UNDER THESE NEW CONDITIONS, WILL YOU STILL PLAN TO TRAVEL THIS SUMMER?
The future of travel as we know is now forever changed.
As many U.S. states have begun phase I of reopening amidst the global coronavirus pandemic, local Caribbean nations are also strategizing to figure out what’s next for their economies — which rely heavily on tourism primarily from U.S. citizens — and how to move forward towards the future.
Antigua and Barbuda, for example, have already announced plans to have tourists undergo rapid COVID-19 testing before boarding their aircraft for entry onto their islands.

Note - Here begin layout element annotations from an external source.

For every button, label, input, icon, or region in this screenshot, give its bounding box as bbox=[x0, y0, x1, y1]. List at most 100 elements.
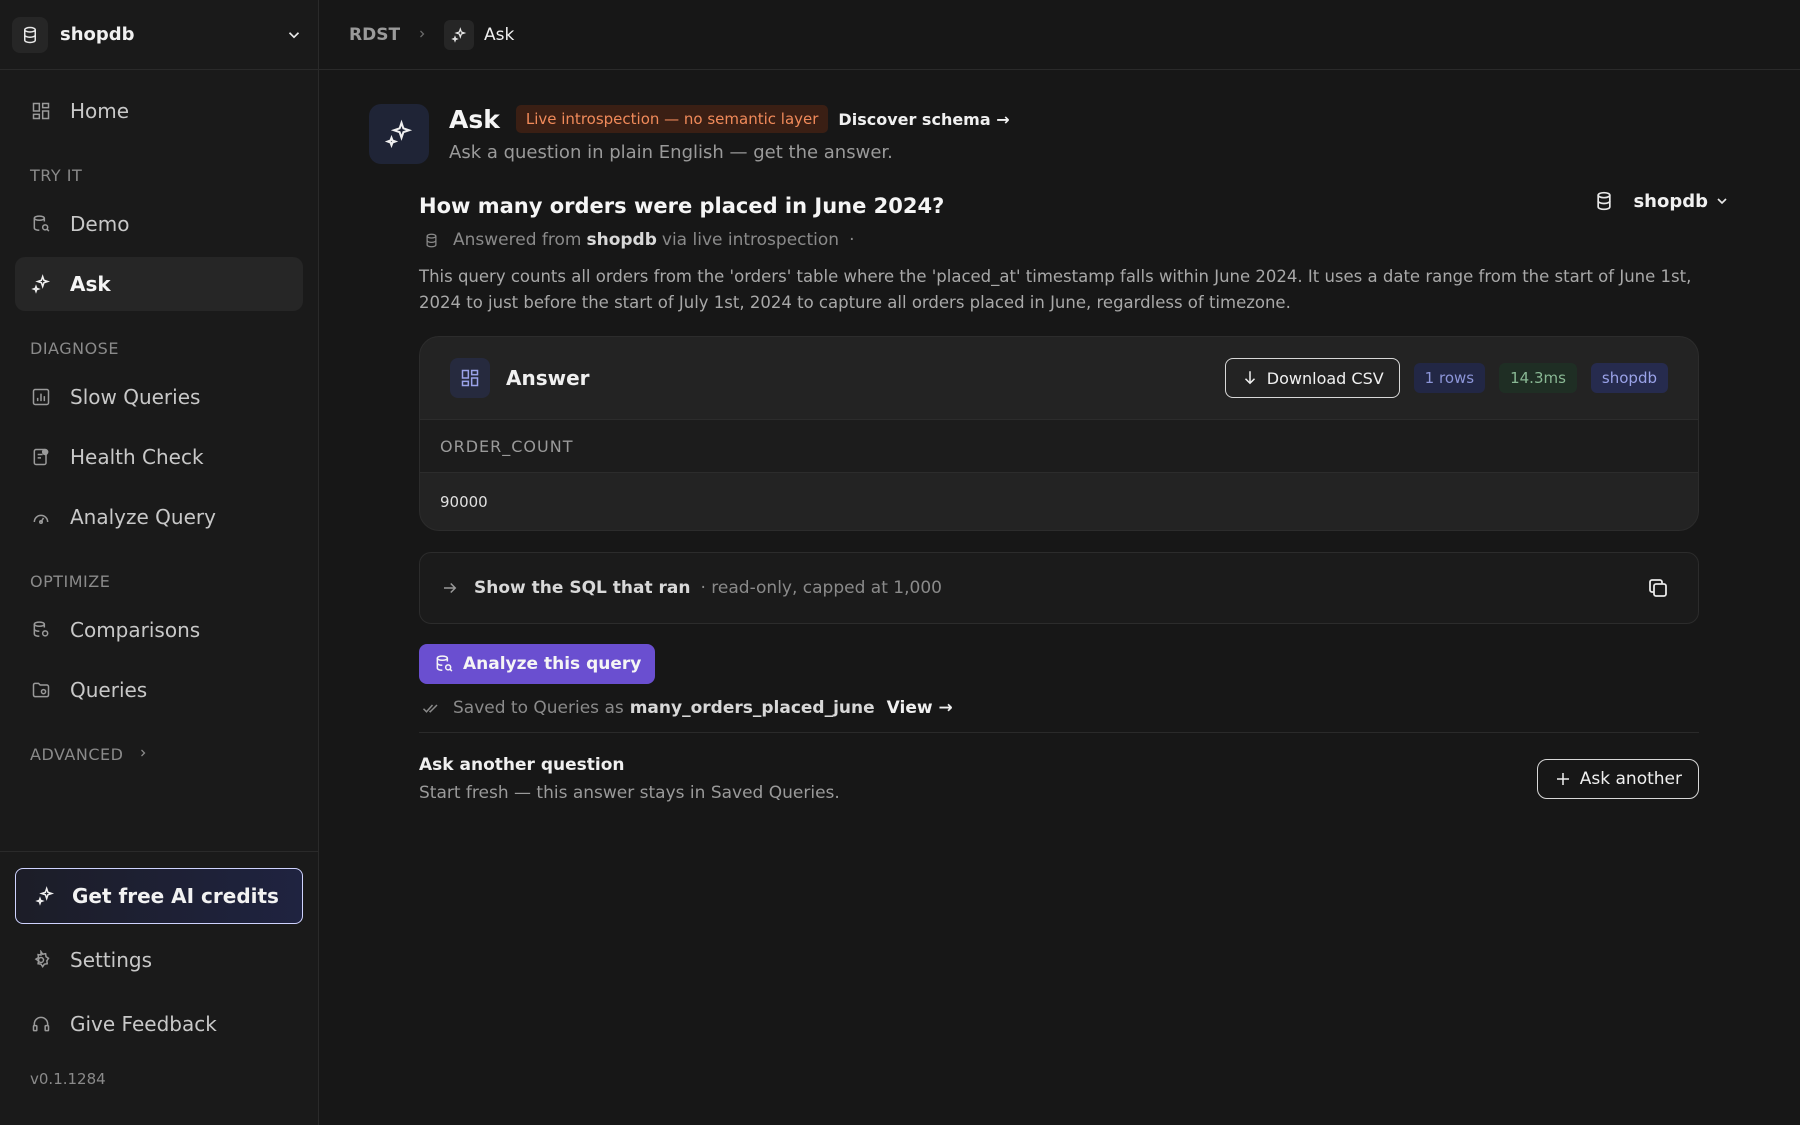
time-badge: 14.3ms bbox=[1499, 363, 1577, 393]
section-advanced-label: ADVANCED bbox=[30, 745, 124, 764]
sidebar-item-comparisons[interactable]: Comparisons bbox=[15, 603, 303, 657]
saved-prefix: Saved to Queries as bbox=[453, 698, 624, 718]
sidebar-item-label: Demo bbox=[70, 212, 130, 236]
status-badge: Live introspection — no semantic layer bbox=[515, 105, 829, 133]
title-row: Ask Live introspection — no semantic lay… bbox=[449, 102, 1789, 136]
headset-icon bbox=[30, 1013, 52, 1035]
answer-area: How many orders were placed in June 2024… bbox=[419, 194, 1699, 803]
bar-chart-icon bbox=[30, 386, 52, 408]
sidebar-item-label: Health Check bbox=[70, 445, 204, 469]
sidebar-nav: Home TRY IT Demo Ask DIAGNOSE Slow Queri… bbox=[0, 70, 318, 776]
table-cell: 90000 bbox=[440, 492, 488, 511]
sparkle-icon bbox=[444, 19, 475, 50]
sidebar-item-queries[interactable]: Queries bbox=[15, 663, 303, 717]
download-icon bbox=[1241, 369, 1259, 387]
chevron-right-icon bbox=[137, 747, 149, 763]
discover-schema-link[interactable]: Discover schema → bbox=[838, 110, 1009, 129]
breadcrumb-root[interactable]: RDST bbox=[349, 25, 400, 45]
sidebar: shopdb Home TRY IT Demo Ask DIAGNOSE Slo… bbox=[0, 0, 319, 1125]
sidebar-bottom: Get free AI credits Settings Give Feedba… bbox=[0, 851, 318, 1125]
sidebar-item-home[interactable]: Home bbox=[15, 84, 303, 138]
section-advanced[interactable]: ADVANCED bbox=[15, 723, 303, 776]
answer-card-title: Answer bbox=[506, 366, 590, 390]
database-name: shopdb bbox=[60, 24, 135, 45]
copy-icon[interactable] bbox=[1644, 574, 1672, 602]
app-window: shopdb Home TRY IT Demo Ask DIAGNOSE Slo… bbox=[0, 0, 1800, 1125]
database-icon bbox=[12, 16, 48, 53]
sidebar-item-label: Settings bbox=[70, 948, 153, 972]
ask-another-button[interactable]: Ask another bbox=[1536, 759, 1699, 799]
sidebar-item-health-check[interactable]: Health Check bbox=[15, 430, 303, 484]
table-row: 90000 bbox=[420, 473, 1698, 530]
page-title: Ask bbox=[449, 104, 500, 134]
saved-query-name: many_orders_placed_june bbox=[629, 698, 875, 718]
grid-icon bbox=[30, 100, 52, 122]
analyze-query-button[interactable]: Analyze this query bbox=[419, 644, 656, 684]
ask-another-heading: Ask another question bbox=[419, 755, 625, 775]
chevron-right-icon bbox=[416, 26, 428, 44]
saved-notice: Saved to Queries as many_orders_placed_j… bbox=[419, 698, 1699, 718]
ask-another-text: Ask another question Start fresh — this … bbox=[419, 755, 1537, 803]
question-text: How many orders were placed in June 2024… bbox=[419, 194, 945, 218]
table-column-header: ORDER_COUNT bbox=[420, 419, 1698, 473]
download-csv-label: Download CSV bbox=[1266, 368, 1384, 388]
sidebar-item-settings[interactable]: Settings bbox=[15, 932, 303, 988]
answer-card: Answer Download CSV 1 rows 14.3ms shopdb… bbox=[419, 336, 1699, 531]
app-version: v0.1.1284 bbox=[30, 1070, 106, 1088]
sidebar-item-slow-queries[interactable]: Slow Queries bbox=[15, 370, 303, 424]
download-csv-button[interactable]: Download CSV bbox=[1224, 358, 1400, 398]
answered-prefix: Answered from bbox=[453, 230, 582, 250]
show-sql-meta: · read-only, capped at 1,000 bbox=[700, 578, 942, 598]
section-try-it: TRY IT bbox=[30, 166, 83, 185]
plus-icon bbox=[1554, 770, 1572, 788]
double-check-icon bbox=[421, 698, 441, 718]
answer-card-header: Answer Download CSV 1 rows 14.3ms shopdb bbox=[420, 337, 1698, 419]
rows-badge: 1 rows bbox=[1413, 363, 1486, 393]
answered-from: Answered from shopdb via live introspect… bbox=[419, 230, 1699, 250]
sidebar-item-label: Queries bbox=[70, 678, 148, 702]
chevron-down-icon bbox=[1714, 193, 1730, 209]
folder-icon bbox=[30, 679, 52, 701]
sidebar-item-ask[interactable]: Ask bbox=[15, 257, 303, 311]
page-header: Ask Live introspection — no semantic lay… bbox=[369, 102, 1789, 164]
sparkle-icon bbox=[369, 104, 429, 164]
show-sql-label: Show the SQL that ran bbox=[474, 578, 691, 598]
sidebar-item-label: Ask bbox=[70, 272, 111, 296]
arrow-right-icon bbox=[440, 578, 460, 598]
page-titles: Ask Live introspection — no semantic lay… bbox=[449, 102, 1789, 164]
answered-db: shopdb bbox=[586, 230, 657, 250]
database-select[interactable]: shopdb bbox=[1593, 190, 1730, 212]
sidebar-item-demo[interactable]: Demo bbox=[15, 197, 303, 251]
sparkle-icon bbox=[30, 273, 52, 295]
database-search-icon bbox=[30, 213, 52, 235]
gear-icon bbox=[30, 949, 52, 971]
page-content: Ask Live introspection — no semantic lay… bbox=[319, 70, 1800, 803]
get-ai-credits-button[interactable]: Get free AI credits bbox=[15, 868, 303, 924]
clipboard-check-icon bbox=[30, 446, 52, 468]
breadcrumb: RDST Ask bbox=[319, 0, 1800, 70]
db-badge: shopdb bbox=[1590, 363, 1668, 393]
gauge-icon bbox=[30, 506, 52, 528]
database-select-value: shopdb bbox=[1633, 190, 1708, 212]
database-search-icon bbox=[433, 653, 455, 675]
page-subtitle: Ask a question in plain English — get th… bbox=[449, 142, 893, 163]
query-explanation: This query counts all orders from the 'o… bbox=[419, 267, 1692, 312]
answered-suffix: via live introspection bbox=[661, 230, 840, 250]
view-saved-link[interactable]: View → bbox=[887, 698, 953, 718]
divider bbox=[419, 732, 1699, 733]
ask-another-subtext: Start fresh — this answer stays in Saved… bbox=[419, 783, 840, 803]
get-ai-credits-label: Get free AI credits bbox=[72, 884, 279, 908]
main-panel: RDST Ask Ask Live introspection — no sem… bbox=[319, 0, 1800, 1125]
show-sql-toggle[interactable]: Show the SQL that ran · read-only, cappe… bbox=[419, 552, 1699, 624]
answered-dot: · bbox=[849, 230, 855, 250]
grid-icon bbox=[450, 358, 490, 398]
section-diagnose: DIAGNOSE bbox=[30, 339, 119, 358]
ask-another-label: Ask another bbox=[1579, 769, 1682, 789]
database-icon bbox=[423, 232, 439, 248]
sidebar-item-label: Slow Queries bbox=[70, 385, 201, 409]
database-switcher[interactable]: shopdb bbox=[0, 0, 318, 70]
sidebar-item-feedback[interactable]: Give Feedback bbox=[15, 996, 303, 1052]
sidebar-item-analyze-query[interactable]: Analyze Query bbox=[15, 490, 303, 544]
section-optimize: OPTIMIZE bbox=[30, 572, 111, 591]
database-icon bbox=[1593, 190, 1615, 212]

Other Caribbean nations such as the Bahamas and Haiti are also considering “virus-free” certificates, to ensure tourists (and their own citizens who have traveled abroad), are free of the novel coronavirus before entering back into the country.
But will it work?
It may, or may not. The World Health Organization has already disapproved of such requirements as a temporary solution ahead of a global vaccine, which don’t take into consideration the fact that doctors and scientists still lack a lot of information about the coronavirus, and access to testing remains difficult in the United States.
“Requiring some kind of COVID passport is going to be difficult,” said Carlos Espinal, director of the Global Health Consortium at the Robert Stempel College of Public Health at Florida International University.
Despite this fact, Caribbean countries are still putting their game plans into effect.
Haiti made a negative coronavirus test a requirement for all passengers entering the country even before confirming its first cases of COVID-19 on March 19. Haitian Prime Minister Joseph Jouthe recently reiterated the requirement last month.
And though well-intentioned, administering a rapid test at island airports, such as Antigua, isn’t an end-all, be-all solution. It doesn’t account for the fact that rapid tests do not diagnose a current COVID-19 infection, because they only show if someone has been exposed to the virus and developed antibodies against it.
Infected passengers could still end up contaminating others during the flight or passing through the airport ahead of testing if they come into contact with a person with the virus. Not to mention, under the proposed plan, visitors will be confined to the premises of their hotels, including the beaches, and won’t be allowed to mingle with the locals or at public events and gatherings — so is this really a perfect solution for tourists looking to return to vacation life after all?
“The local staff will be the younger, healthier ones who would use masks and use proper hygiene etiquette to control the contracting and the spread,” Prime Minister Gaston Browne told the Miami Herald. “They will live on property with the guests to prevent inadvertent community spread in the unlikely event they contract the virus.”
Though not perfect, they believe it’s a start.
“It’s not foolproof, but the test, wearing masks, social distancing and good hygiene will have to be employed to manage the risks of contracting and spreading the virus, considering it could remain in our midst,” said Browne, who is looking to reopen his country’s airport by June. “In essence, we have to learn to live and work with COVID while managing the risks of contracting and spreading the virus.”
Under these new conditions, will you still plan to travel this summer?